Ancak Powell’ın toplantının ardından yapacağı basın toplantısında neler söyleyeceği çok önemli olacak. Bu, özellikle Eylül toplantısına kadar Fed’in makro tahminlerinde ve nokta planlarında herhangi bir güncelleme olmayacağı için geçerli. Powell, Eylül ayında 75 baz puanlık başka bir artışın mümkün olduğunu ima ederse, altına bakış açısı daha olumsuz olması muhtemel. Edward Moya, şu yorumu yapıyor:
Fed, gelecekteki faiz artışlarının yörüngesinde kendilerini güçlü bir duruşa kilitlemeyecek. Ancak daha agresif faiz artışlarının masada olduğunu söyleyecek bir konumda olmayacak gibi görünüyor.
“Jerome Powell, seçtiği kelimelere dikkat edecektir”
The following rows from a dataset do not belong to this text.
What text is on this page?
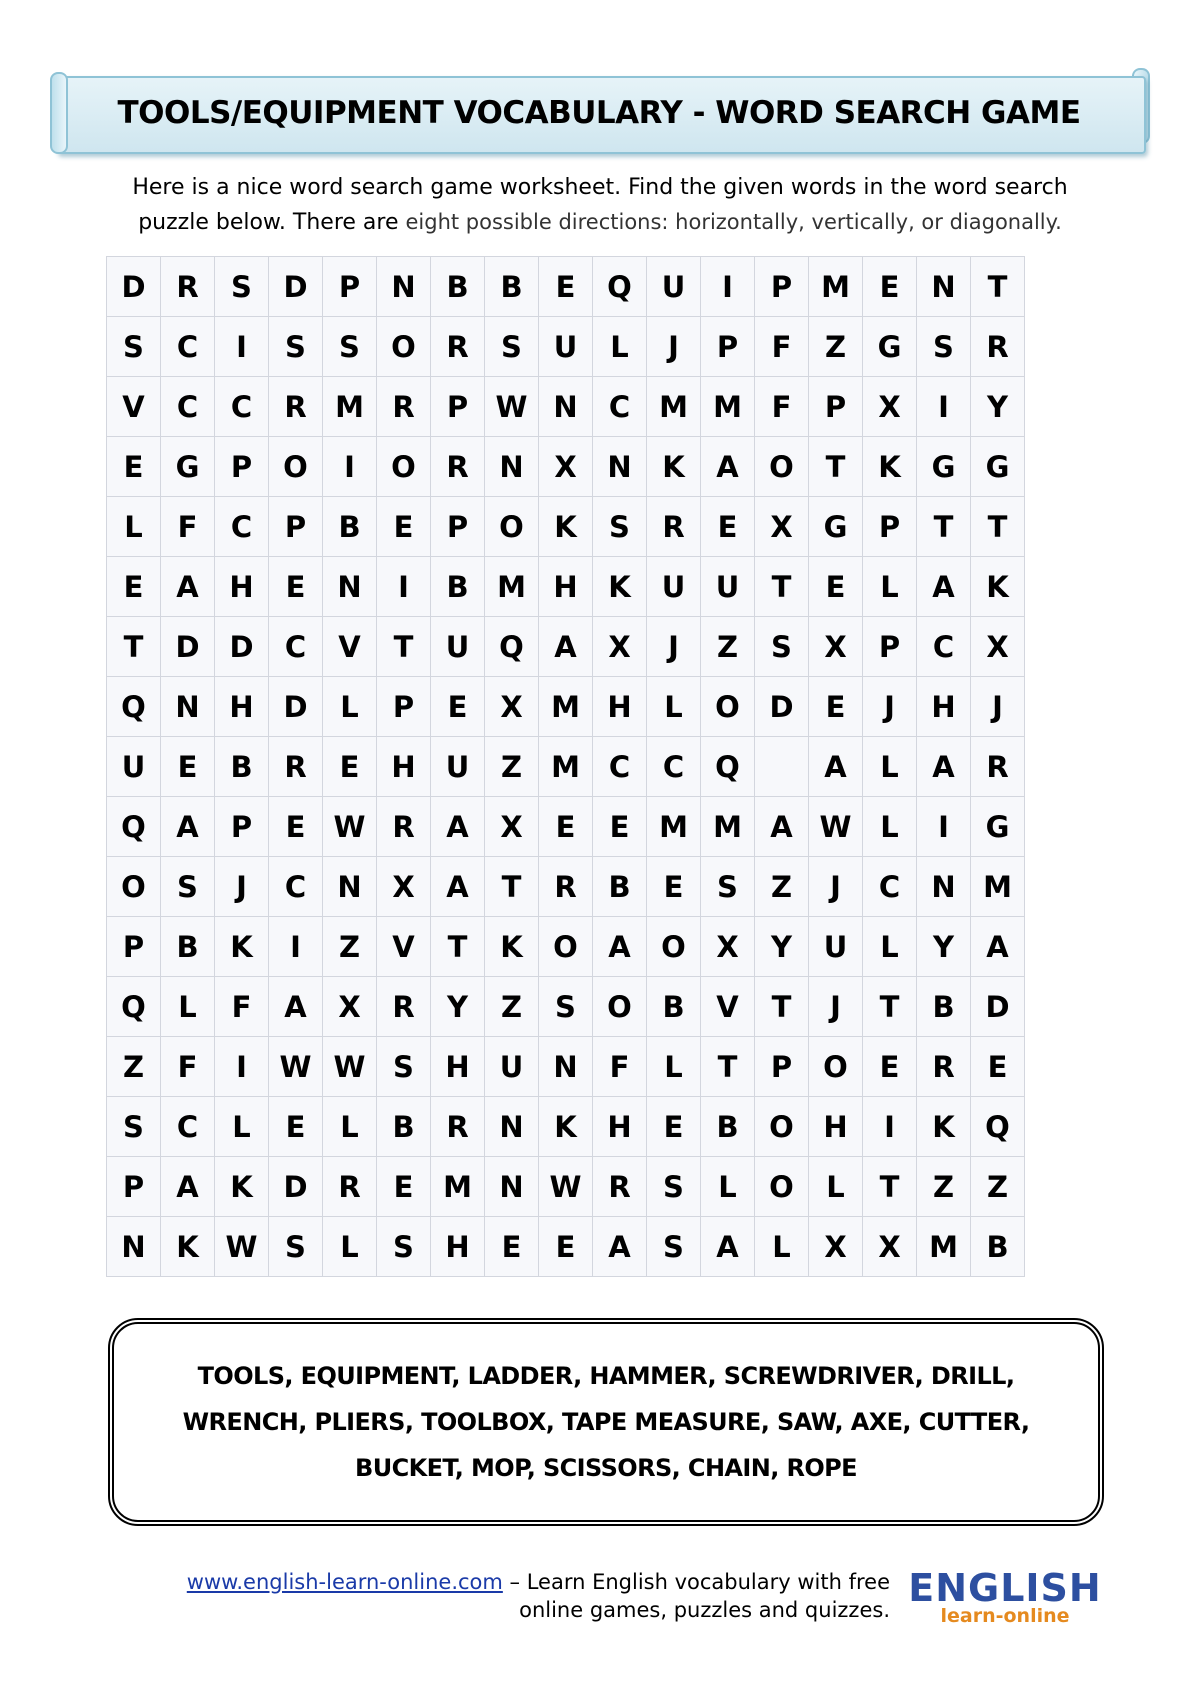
TOOLS/EQUIPMENT VOCABULARY - WORD SEARCH GAME
Here is a nice word search game worksheet. Find the given words in the word search
puzzle below. There are eight possible directions: horizontally, vertically, or diagonally.
D	R	S	D	P	N	B	B	E	Q	U	I	P	M	E	N	T
S	C	I	S	S	O	R	S	U	L	J	P	F	Z	G	S	R
V	C	C	R	M	R	P	W	N	C	M	M	F	P	X	I	Y
E	G	P	O	I	O	R	N	X	N	K	A	O	T	K	G	G
L	F	C	P	B	E	P	O	K	S	R	E	X	G	P	T	T
E	A	H	E	N	I	B	M	H	K	U	U	T	E	L	A	K
T	D	D	C	V	T	U	Q	A	X	J	Z	S	X	P	C	X
Q	N	H	D	L	P	E	X	M	H	L	O	D	E	J	H	J
U	E	B	R	E	H	U	Z	M	C	C	Q		A	L	A	R
Q	A	P	E	W	R	A	X	E	E	M	M	A	W	L	I	G
O	S	J	C	N	X	A	T	R	B	E	S	Z	J	C	N	M
P	B	K	I	Z	V	T	K	O	A	O	X	Y	U	L	Y	A
Q	L	F	A	X	R	Y	Z	S	O	B	V	T	J	T	B	D
Z	F	I	W	W	S	H	U	N	F	L	T	P	O	E	R	E
S	C	L	E	L	B	R	N	K	H	E	B	O	H	I	K	Q
P	A	K	D	R	E	M	N	W	R	S	L	O	L	T	Z	Z
N	K	W	S	L	S	H	E	E	A	S	A	L	X	X	M	B
TOOLS, EQUIPMENT, LADDER, HAMMER, SCREWDRIVER, DRILL,
WRENCH, PLIERS, TOOLBOX, TAPE MEASURE, SAW, AXE, CUTTER,
BUCKET, MOP, SCISSORS, CHAIN, ROPE
www.english-learn-online.com – Learn English vocabulary with free
online games, puzzles and quizzes. ENGLISH
learn-online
FXTM kıdemli araştırma analisti Lukman Otunuga, piyasaların enflasyon ve para politikasının gelecekteki yolu ile ilgili açıklamalara karşı son derece tetikte kaldığını belirtiyor. Bunun için Powell’ın seçtiği kelimelere dikkat edeceğini kaydediyor. Otunuga Salı günü yaptığı açıklamada, şu huşulardan bahsediyor:
Fed’in, politika sıkılaştırılmasıyla ekonomiye daha fazla acı çekerken enflasyonu söndürme kararlılığını vurgulaması muhtemel. Ayrıca, iş anketi verilerinde zayıflık ve işsizlik iddiaları ile ilgili son verilerden endişe verici işaretler var.
Önemli bir endişe kaynağı: Durgunluk
CME FedWatch Tool’a göre, Temmuz ayında 100 baz puanlık bir artış için hala %25 şans var. Ayrıca, Eylül ayı için 25 baz puanlık artış olasılığı %51. Aynı zamanda 50 baz puanlık artış olasılığı %41. 75 baz puanlık artış olasılığı ise sadece %8. Bir endişe de, zamanlaması hala analistler ve yatırımcılar tarafından tartışılmakta olan yaklaşan ekonomik gerileme. Edward Moya, konuya ilişkin olarak şunları söylüyor:
Ekonominin birçok parçası zayıflıyor. Bu nedenle birçok kişi enflasyonun tam etkisinin gelecek yılın ortasında bir durgunluğu tetiklemesini bekliyor. Bu yıl içinde resesyon için riskler var. Ancak temel durum bu olmamalı. Yılın geri kalanında her toplantıda faiz artırımı yapmak kolay bir karar. Ancak Mayıs toplantısında yapılacak bir faiz artırımının hala ikna edici kanıtlara ihtiyacı var.
“Fed faiz kararına kadar altın beklemede kalacak”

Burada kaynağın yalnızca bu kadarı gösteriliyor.